The appeal for help from the international community from UN Special Rapporteur on migration Felipe González Morales, follows his official visit to Niger; a hub for those looking to leave in search of new opportunities, for decades.
In a statement, he cited testimonies of migrants exposed to “unimaginable atrocities”: trafficking, torture, arbitrary arrest and detention, rape, as well as worker-exploitation and enslavement. They had taken migrant routes through Sudan, Chad, Libya and Mali to Niger.
I heard testimonies of migrant women, men and children who were raided in their homes in the middle of the night, arbitrarily arrested and detained, beaten and ill-treated – UN migration expert, Felipe González
While commending Niger for its “generosity and solidarity” in hosting refugees, Mr. González Morales noted how in recent years restrictive migration laws and policies had made it a “virtual southern border of Europe”.
He highlighted how the 2015 law on illicit smuggling of migrants had resulted in a “de facto ban of migration towards the north”, prompting people to look for other, even riskier alternatives. l
“Despite its purported aim to prevent and combat the illicit smuggling of migrants, the implementation of the law has led to the criminalization of migration and violations of the human rights of migrants,” the Special Rapporteur said. “Multiple sources have indicated that instead migrants have shifted to more dangerous, longer and more expensive routes.”
The independent rights expert, who was appointed in June 2017 by the UN Human Rights Council, insisted that migration policies “cannot solely rely on security considerations” and must have human rights “as a central component”.
Any help from the international community – and the European Union – should help Niger “in re-focusing” its migration management strategy, he said.

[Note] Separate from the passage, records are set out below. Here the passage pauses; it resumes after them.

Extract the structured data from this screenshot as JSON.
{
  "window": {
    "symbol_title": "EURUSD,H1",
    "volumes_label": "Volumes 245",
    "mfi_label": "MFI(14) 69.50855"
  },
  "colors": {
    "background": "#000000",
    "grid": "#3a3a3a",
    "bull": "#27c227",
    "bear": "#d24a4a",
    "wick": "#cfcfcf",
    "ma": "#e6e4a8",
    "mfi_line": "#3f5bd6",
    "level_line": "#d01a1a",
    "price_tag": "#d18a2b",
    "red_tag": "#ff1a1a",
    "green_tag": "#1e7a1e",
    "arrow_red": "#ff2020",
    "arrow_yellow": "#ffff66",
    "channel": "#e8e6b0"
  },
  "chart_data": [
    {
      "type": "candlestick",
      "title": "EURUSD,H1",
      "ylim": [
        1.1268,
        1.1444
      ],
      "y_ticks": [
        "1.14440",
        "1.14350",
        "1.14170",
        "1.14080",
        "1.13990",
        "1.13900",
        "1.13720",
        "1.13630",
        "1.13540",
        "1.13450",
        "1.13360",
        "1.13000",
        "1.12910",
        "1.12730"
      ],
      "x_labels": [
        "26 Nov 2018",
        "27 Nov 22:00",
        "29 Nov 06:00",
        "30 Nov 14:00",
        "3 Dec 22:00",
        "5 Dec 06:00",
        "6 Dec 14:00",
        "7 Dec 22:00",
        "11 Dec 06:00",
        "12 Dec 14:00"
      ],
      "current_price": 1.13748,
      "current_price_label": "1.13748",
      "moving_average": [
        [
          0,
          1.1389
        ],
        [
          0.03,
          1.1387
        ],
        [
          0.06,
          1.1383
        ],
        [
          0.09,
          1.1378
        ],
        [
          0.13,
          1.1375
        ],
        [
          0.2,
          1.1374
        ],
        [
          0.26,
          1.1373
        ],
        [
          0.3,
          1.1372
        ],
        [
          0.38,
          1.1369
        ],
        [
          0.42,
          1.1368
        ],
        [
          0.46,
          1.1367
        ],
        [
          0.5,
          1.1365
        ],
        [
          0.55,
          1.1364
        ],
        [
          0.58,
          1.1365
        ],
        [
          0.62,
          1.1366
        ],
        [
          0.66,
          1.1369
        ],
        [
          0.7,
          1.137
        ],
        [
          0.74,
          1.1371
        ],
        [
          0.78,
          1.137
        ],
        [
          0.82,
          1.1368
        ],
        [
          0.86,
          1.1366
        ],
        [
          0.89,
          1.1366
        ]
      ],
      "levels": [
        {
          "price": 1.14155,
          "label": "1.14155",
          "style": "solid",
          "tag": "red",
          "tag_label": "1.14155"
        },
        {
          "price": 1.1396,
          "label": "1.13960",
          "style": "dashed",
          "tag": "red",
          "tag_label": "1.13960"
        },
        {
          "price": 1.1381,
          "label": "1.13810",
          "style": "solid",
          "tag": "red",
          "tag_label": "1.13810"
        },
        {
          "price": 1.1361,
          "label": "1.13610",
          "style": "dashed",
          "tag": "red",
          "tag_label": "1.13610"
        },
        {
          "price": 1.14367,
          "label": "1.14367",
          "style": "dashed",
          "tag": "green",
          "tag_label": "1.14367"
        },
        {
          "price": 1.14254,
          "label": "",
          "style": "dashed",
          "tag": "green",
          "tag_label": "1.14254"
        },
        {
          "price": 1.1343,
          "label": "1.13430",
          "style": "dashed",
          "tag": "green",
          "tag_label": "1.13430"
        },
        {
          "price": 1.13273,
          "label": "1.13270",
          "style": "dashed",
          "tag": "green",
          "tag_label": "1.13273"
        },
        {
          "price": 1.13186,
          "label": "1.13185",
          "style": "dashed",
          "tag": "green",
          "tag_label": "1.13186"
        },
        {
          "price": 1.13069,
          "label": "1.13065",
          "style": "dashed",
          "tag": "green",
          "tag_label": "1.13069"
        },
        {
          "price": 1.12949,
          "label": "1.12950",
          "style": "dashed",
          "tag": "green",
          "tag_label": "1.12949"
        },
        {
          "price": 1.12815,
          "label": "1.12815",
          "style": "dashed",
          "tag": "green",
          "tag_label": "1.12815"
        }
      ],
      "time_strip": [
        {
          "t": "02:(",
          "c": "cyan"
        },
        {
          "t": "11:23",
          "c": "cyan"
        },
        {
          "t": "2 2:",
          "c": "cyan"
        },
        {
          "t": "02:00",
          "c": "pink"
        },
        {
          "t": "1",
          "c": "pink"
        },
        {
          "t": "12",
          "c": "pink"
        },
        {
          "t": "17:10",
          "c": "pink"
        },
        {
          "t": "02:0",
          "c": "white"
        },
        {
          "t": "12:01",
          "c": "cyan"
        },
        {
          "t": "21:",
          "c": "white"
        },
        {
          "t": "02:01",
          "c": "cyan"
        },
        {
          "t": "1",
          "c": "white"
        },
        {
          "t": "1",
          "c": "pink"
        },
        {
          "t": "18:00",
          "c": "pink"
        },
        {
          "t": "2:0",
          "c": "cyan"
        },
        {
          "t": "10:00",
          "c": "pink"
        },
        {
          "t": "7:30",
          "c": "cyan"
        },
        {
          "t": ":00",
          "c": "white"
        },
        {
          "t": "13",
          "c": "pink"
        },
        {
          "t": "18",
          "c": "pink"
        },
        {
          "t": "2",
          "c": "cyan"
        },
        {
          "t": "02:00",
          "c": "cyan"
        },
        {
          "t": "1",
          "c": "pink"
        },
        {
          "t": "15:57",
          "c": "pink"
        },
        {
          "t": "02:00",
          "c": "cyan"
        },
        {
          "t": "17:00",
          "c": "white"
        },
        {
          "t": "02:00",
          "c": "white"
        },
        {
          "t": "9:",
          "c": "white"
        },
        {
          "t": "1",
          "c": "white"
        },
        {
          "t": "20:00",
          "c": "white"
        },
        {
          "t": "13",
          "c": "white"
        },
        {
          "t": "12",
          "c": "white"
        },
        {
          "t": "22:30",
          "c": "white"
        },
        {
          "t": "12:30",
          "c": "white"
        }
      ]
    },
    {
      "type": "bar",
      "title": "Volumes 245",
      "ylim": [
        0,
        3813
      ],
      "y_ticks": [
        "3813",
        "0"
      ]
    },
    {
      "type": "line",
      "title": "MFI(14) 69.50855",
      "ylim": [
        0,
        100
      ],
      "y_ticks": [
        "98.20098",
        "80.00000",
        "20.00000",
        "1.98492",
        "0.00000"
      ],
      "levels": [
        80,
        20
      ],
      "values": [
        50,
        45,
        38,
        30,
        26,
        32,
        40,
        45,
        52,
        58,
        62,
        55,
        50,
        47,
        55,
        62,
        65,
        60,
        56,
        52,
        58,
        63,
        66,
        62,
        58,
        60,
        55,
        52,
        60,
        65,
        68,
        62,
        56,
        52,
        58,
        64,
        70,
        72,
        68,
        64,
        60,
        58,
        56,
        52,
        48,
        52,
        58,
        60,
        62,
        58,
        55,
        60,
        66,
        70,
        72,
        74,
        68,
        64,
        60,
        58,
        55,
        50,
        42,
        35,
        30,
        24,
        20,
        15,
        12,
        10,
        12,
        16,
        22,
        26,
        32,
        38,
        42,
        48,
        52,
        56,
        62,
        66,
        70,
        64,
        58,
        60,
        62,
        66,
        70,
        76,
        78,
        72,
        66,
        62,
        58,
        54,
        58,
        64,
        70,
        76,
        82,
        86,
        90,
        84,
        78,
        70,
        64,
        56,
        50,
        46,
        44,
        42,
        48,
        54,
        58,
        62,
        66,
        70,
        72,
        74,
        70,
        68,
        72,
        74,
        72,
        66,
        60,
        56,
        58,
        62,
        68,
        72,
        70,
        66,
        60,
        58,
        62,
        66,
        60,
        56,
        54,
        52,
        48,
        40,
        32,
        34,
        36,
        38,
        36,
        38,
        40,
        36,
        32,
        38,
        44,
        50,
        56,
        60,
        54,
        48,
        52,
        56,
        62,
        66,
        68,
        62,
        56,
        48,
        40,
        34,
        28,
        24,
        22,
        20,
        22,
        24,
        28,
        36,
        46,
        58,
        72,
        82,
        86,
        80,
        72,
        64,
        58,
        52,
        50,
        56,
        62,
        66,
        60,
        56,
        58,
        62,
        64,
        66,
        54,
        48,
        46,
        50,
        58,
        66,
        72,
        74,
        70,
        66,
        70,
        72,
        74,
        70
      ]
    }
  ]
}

This would involve strengthening national institutions, so they could cope with large movements of migrants, enhancing monitoring of their human rights, and supporting development projects in local communities.
The Special Rapporteur also called on Algeria to halt the alleged collective expulsions of Nigerien and West African migrants to Niger immediately, noting that this had involved more than 17,000 people this year so far.
The allegations have been denied by Algeria.
“I heard testimonies of migrant women, men and children who were raided in their homes in the middle of the night, arbitrarily arrested and detained, beaten and ill-treated, transported in trucks and dropped 15 kilometres from the border with Niger,” Mr. González Morales said.
“These migrants are forced to walk through the desert, without any assistance from Algerian or Nigerien authorities, until the first Nigerien village, 20 kilometres away from the border.”
The development comes amid ongoing efforts by the international community to develop solutions for migrants and Member States by means of a Global Compact for safe, orderly and regular migration.
This follows the New York Declaration for Refugees and Migrants’ adoption at the UN General Assembly in September 2016 – recognition, in part, that the issue cannot be managed by one State alone.
The final text of the Global Compact for Safe, Orderly and Regular Migration was adopted in July this year and a high-level summit is planned in Morocco on 10-11 December to discuss its adoption.
While the protection of refugees and the international community’s responsibility towards them is addressed in the 1951 Convention, migrants have yet to benefit from such an approach.
If it is adopted in Marrakesh, the Global Compact will go some way to addressing this, with a series of recommendations and objectives for States that sign it, to better manage migration at local, national, regional and global levels.